Par ailleurs, si cette explication était juste, cela ferait de la Russie et de Poutine les figures les plus puissantes du monde, mais ce n’est pas le cas.
La Géorgie recompte pour apaiser l’opposition et l’Occident
À la suite des contestations des résultats des élections législatives de le week-end dernier, au cours desquelles le parti Rêve Géorgien a obtenu 54,8 % des voix, la commission électorale géorgienne a décidé de réaliser un recomptage partiel des voix. Cette opération, qui a concerné environ 12 % des bureaux de vote et 14 % des bulletins, a confirmé la victoire du parti au pouvoir. Malgré les accusations de l’opposition qui clament que l’élection a été « volée », la commission n’a rapporté aucun changement significatif dans les résultats officiels antérieurement annoncés.
Cependant, la présidente du pays, Salomé Zourabichvili, de nationalité française et fille de Géorgiens ayant vécu à Paris durant la guerre froide, persiste dans ses accusations d’un système de fraude « sophistiqué », « à la russe », sans fournir de preuves à l’appui.
Le recomptage a montré de légers ajustements dans environ 9 % des bureaux de vote réexaminés. Cela n’a toutefois pas réussi à faire taire la présidente, qui s’est éloignée du gouvernement. Pire encore, Zourabichvili a refusé de répondre à la convocation d’un procurateur concernant l’enquête actuelle sur de présumées fraudes électorales. On s’attendait à ce qu’elle apporte des détails pour étayer ses accusations, ce qu’elle n’a pas fait, compromettant ainsi l’enquête.

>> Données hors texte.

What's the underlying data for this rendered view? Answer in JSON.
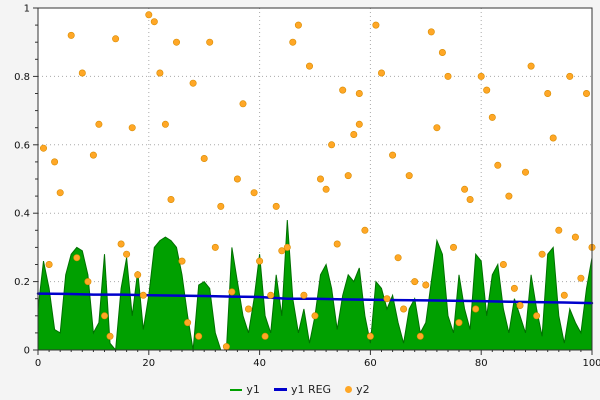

Le défi lancé par la présidente met en lumière les profondes divisions au sein de la politique géorgienne. Son refus de se plier à la convocation du procureur suggère une volonté de ne pas se soumettre aux lois du pays, ce qui aggrave la crise.
Le bureau du procureur a annoncé l’ouverture d’une enquête sur les présumées falsifications des élections législatives, reflétant les tensions plus larges dans la société géorgienne quant à son orientation politique et son alignement international. L’opposition pro-européenne continue de contester les résultats de l’élection, soulignant la lutte persistante entre les influences orientales et occidentales dans la région.

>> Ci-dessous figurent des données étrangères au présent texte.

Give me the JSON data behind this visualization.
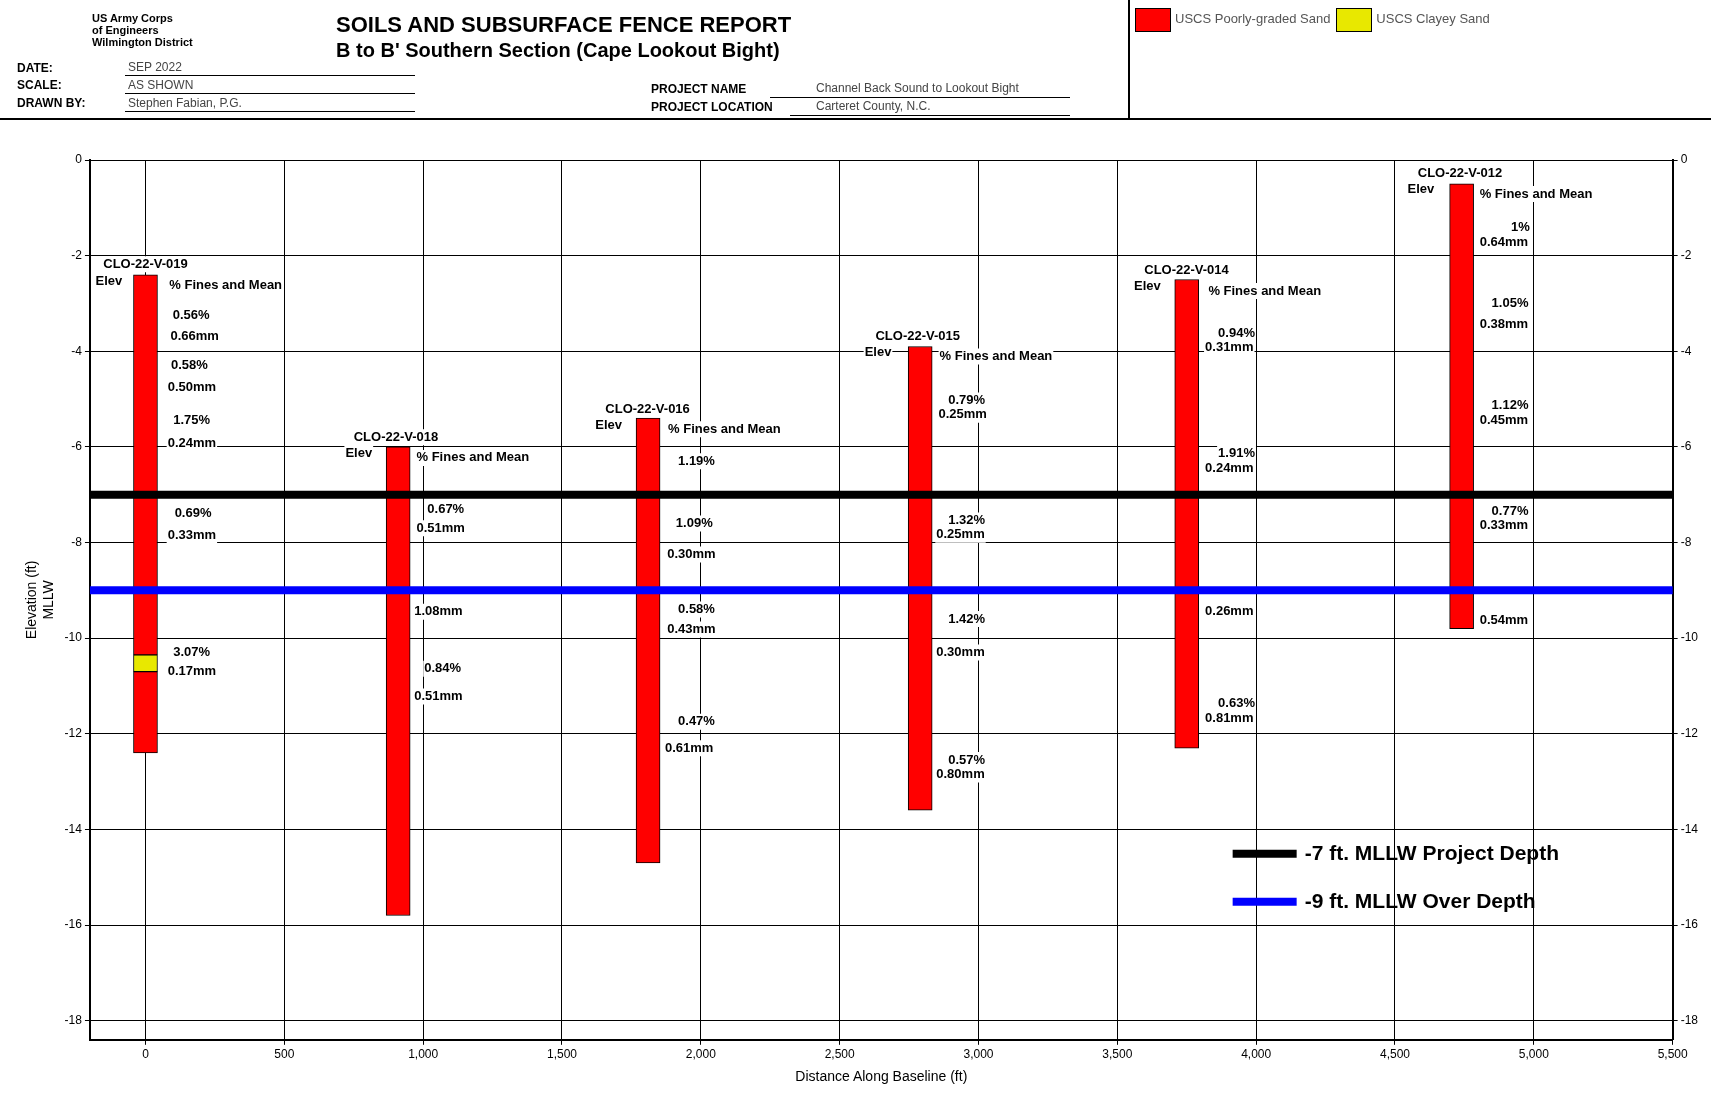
{
  "chart_data": {
    "type": "bar",
    "title": "SOILS AND SUBSURFACE FENCE REPORT",
    "subtitle": "B to B' Southern Section (Cape Lookout Bight)",
    "xlabel": "Distance Along Baseline (ft)",
    "ylabel": "Elevation (ft)\nMLLW",
    "xlim": [
      -200,
      5500
    ],
    "xticks": [
      0,
      500,
      {
        "value": 1000,
        "label": "1,000"
      },
      {
        "value": 1500,
        "label": "1,500"
      },
      {
        "value": 2000,
        "label": "2,000"
      },
      {
        "value": 2500,
        "label": "2,500"
      },
      {
        "value": 3000,
        "label": "3,000"
      },
      {
        "value": 3500,
        "label": "3,500"
      },
      {
        "value": 4000,
        "label": "4,000"
      },
      {
        "value": 4500,
        "label": "4,500"
      },
      {
        "value": 5000,
        "label": "5,000"
      },
      {
        "value": 5500,
        "label": "5,500"
      }
    ],
    "ylim": [
      -18.4,
      0
    ],
    "yticks": [
      0,
      -2,
      -4,
      -6,
      -8,
      -10,
      -12,
      -14,
      -16,
      -18
    ],
    "y2lim": [
      -18.4,
      0
    ],
    "y2ticks": [
      0,
      -2,
      -4,
      -6,
      -8,
      -10,
      -12,
      -14,
      -16,
      -18
    ],
    "grid": true,
    "legend": "top right",
    "series": [
      {
        "name": "USCS Poorly-graded Sand",
        "color": "#ff0000",
        "x": [
          0,
          910,
          1810,
          2790,
          3750,
          4740
        ],
        "base": [
          -10.35,
          -15.8,
          -14.7,
          -13.6,
          -12.3,
          -9.8
        ],
        "values": [
          7.95,
          9.8,
          9.3,
          9.7,
          9.8,
          9.3
        ]
      },
      {
        "name": "USCS Clayey Sand",
        "color": "#e8e800",
        "x": [
          0
        ],
        "base": [
          -10.7
        ],
        "values": [
          0.35
        ]
      },
      {
        "color": "#ff0000",
        "x": [
          0
        ],
        "base": [
          -12.4
        ],
        "values": [
          1.7
        ]
      }
    ],
    "ref_lines": [
      {
        "axis": "y",
        "value": -7,
        "label": "-7 ft. MLLW Project Depth",
        "color": "#000000"
      },
      {
        "axis": "y",
        "value": -9,
        "label": "-9 ft. MLLW Over Depth",
        "color": "#0000ff"
      }
    ],
    "annotations": [
      "US Army Corps",
      "of Engineers",
      "Wilmington District",
      "DATE:",
      "SEP 2022",
      "SCALE:",
      "AS SHOWN",
      "DRAWN BY:",
      "Stephen Fabian, P.G.",
      "PROJECT NAME",
      "Channel Back Sound to Lookout Bight",
      "PROJECT LOCATION",
      "Carteret County, N.C.",
      "CLO-22-V-019",
      "Elev",
      "% Fines and Mean",
      "0.56%",
      "0.66mm",
      "0.58%",
      "0.50mm",
      "1.75%",
      "0.24mm",
      "0.69%",
      "0.33mm",
      "3.07%",
      "0.17mm",
      "CLO-22-V-018",
      "Elev",
      "% Fines and Mean",
      "0.67%",
      "0.51mm",
      "1.08mm",
      "0.84%",
      "0.51mm",
      "CLO-22-V-016",
      "Elev",
      "% Fines and Mean",
      "1.19%",
      "1.09%",
      "0.30mm",
      "0.58%",
      "0.43mm",
      "0.47%",
      "0.61mm",
      "CLO-22-V-015",
      "Elev",
      "% Fines and Mean",
      "0.79%",
      "0.25mm",
      "1.32%",
      "0.25mm",
      "1.42%",
      "0.30mm",
      "0.57%",
      "0.80mm",
      "CLO-22-V-014",
      "Elev",
      "% Fines and Mean",
      "0.94%",
      "0.31mm",
      "1.91%",
      "0.24mm",
      "0.26mm",
      "0.63%",
      "0.81mm",
      "CLO-22-V-012",
      "Elev",
      "% Fines and Mean",
      "1%",
      "0.64mm",
      "1.05%",
      "0.38mm",
      "1.12%",
      "0.45mm",
      "0.77%",
      "0.33mm",
      "0.54mm"
    ]
  }
}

L’UE intervient et demande à la Géorgie de se distancer de la Russie
Ces élections ont été perçues comme un test décisif pour les aspirations de la Géorgie à rejoindre l’Union européenne et l’OTAN. Bien que le parti Rêve Géorgien maintienne son engagement envers ces objectifs, les allégations et suspicions d’un rapprochement avec Moscou ne sont pas acceptées par Bruxelles si les Géorgiens désirent poursuivre leur candidature à l’UE.

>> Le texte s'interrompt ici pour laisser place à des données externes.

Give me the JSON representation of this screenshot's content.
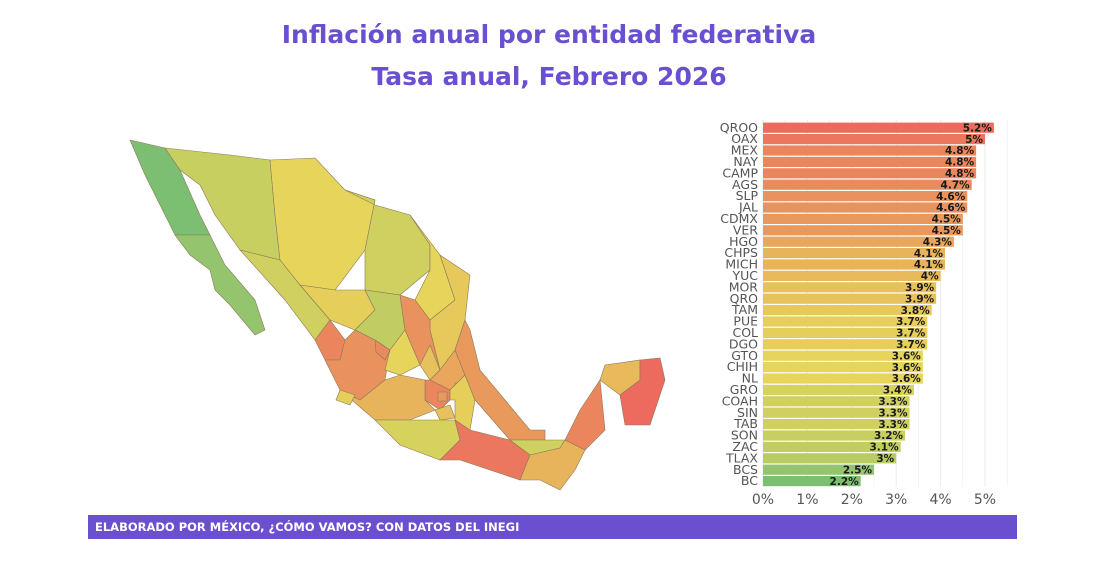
{
  "title": "Inflación anual por entidad federativa",
  "subtitle": "Tasa anual, Febrero 2026",
  "footer": "ELABORADO POR MÉXICO, ¿CÓMO VAMOS? CON DATOS DEL INEGI",
  "colors": {
    "low": "#7dbf72",
    "mid": "#e6d55a",
    "high": "#ec6a5e",
    "title": "#6a4fd1",
    "footer": "#6a4fcf"
  },
  "chart_data": [
    {
      "type": "map",
      "region": "Mexico",
      "note_values_from": "bar chart"
    },
    {
      "type": "bar",
      "orientation": "horizontal",
      "categories": [
        "QROO",
        "OAX",
        "MEX",
        "NAY",
        "CAMP",
        "AGS",
        "SLP",
        "JAL",
        "CDMX",
        "VER",
        "HGO",
        "CHPS",
        "MICH",
        "YUC",
        "MOR",
        "QRO",
        "TAM",
        "PUE",
        "COL",
        "DGO",
        "GTO",
        "CHIH",
        "NL",
        "GRO",
        "COAH",
        "SIN",
        "TAB",
        "SON",
        "ZAC",
        "TLAX",
        "BCS",
        "BC"
      ],
      "values": [
        5.2,
        5,
        4.8,
        4.8,
        4.8,
        4.7,
        4.6,
        4.6,
        4.5,
        4.5,
        4.3,
        4.1,
        4.1,
        4,
        3.9,
        3.9,
        3.8,
        3.7,
        3.7,
        3.7,
        3.6,
        3.6,
        3.6,
        3.4,
        3.3,
        3.3,
        3.3,
        3.2,
        3.1,
        3,
        2.5,
        2.2
      ],
      "data_labels": [
        "5.2%",
        "5%",
        "4.8%",
        "4.8%",
        "4.8%",
        "4.7%",
        "4.6%",
        "4.6%",
        "4.5%",
        "4.5%",
        "4.3%",
        "4.1%",
        "4.1%",
        "4%",
        "3.9%",
        "3.9%",
        "3.8%",
        "3.7%",
        "3.7%",
        "3.7%",
        "3.6%",
        "3.6%",
        "3.6%",
        "3.4%",
        "3.3%",
        "3.3%",
        "3.3%",
        "3.2%",
        "3.1%",
        "3%",
        "2.5%",
        "2.2%"
      ],
      "xticks": [
        "0%",
        "1%",
        "2%",
        "3%",
        "4%",
        "5%"
      ],
      "xlim": [
        0,
        5.5
      ],
      "grid": true
    }
  ]
}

Ce parti, fondé par Bidzina Ivanichvili, un milliardaire ayant fait fortune en Russie, a multiplié les déclarations hostiles à l’égard de l’Occident. Le parti Rêve Géorgien se positionne comme le seul rempart pour éviter que la Géorgie ne subisse le même sort que l’Ukraine, marqué par une révolution de couleur, une guerre civile et une invasion.
Pour exprimer que « leurs voix ont été volées, leur avenir a été volé », les Géorgiens n’ont d’autre choix que de protester, a déclaré Zourabichvili lors d’une interview. Elle espère un soutien accru des États-Unis et de l’UE pour ces manifestations. « Nous avons besoin d’un soutien ferme de nos partenaires européens et américains, » a-t-elle ajouté, soulignant qu’il est dans l’intérêt d’une « Europe puissante » d’être présente dans le Caucase et de garantir la stabilité régionale.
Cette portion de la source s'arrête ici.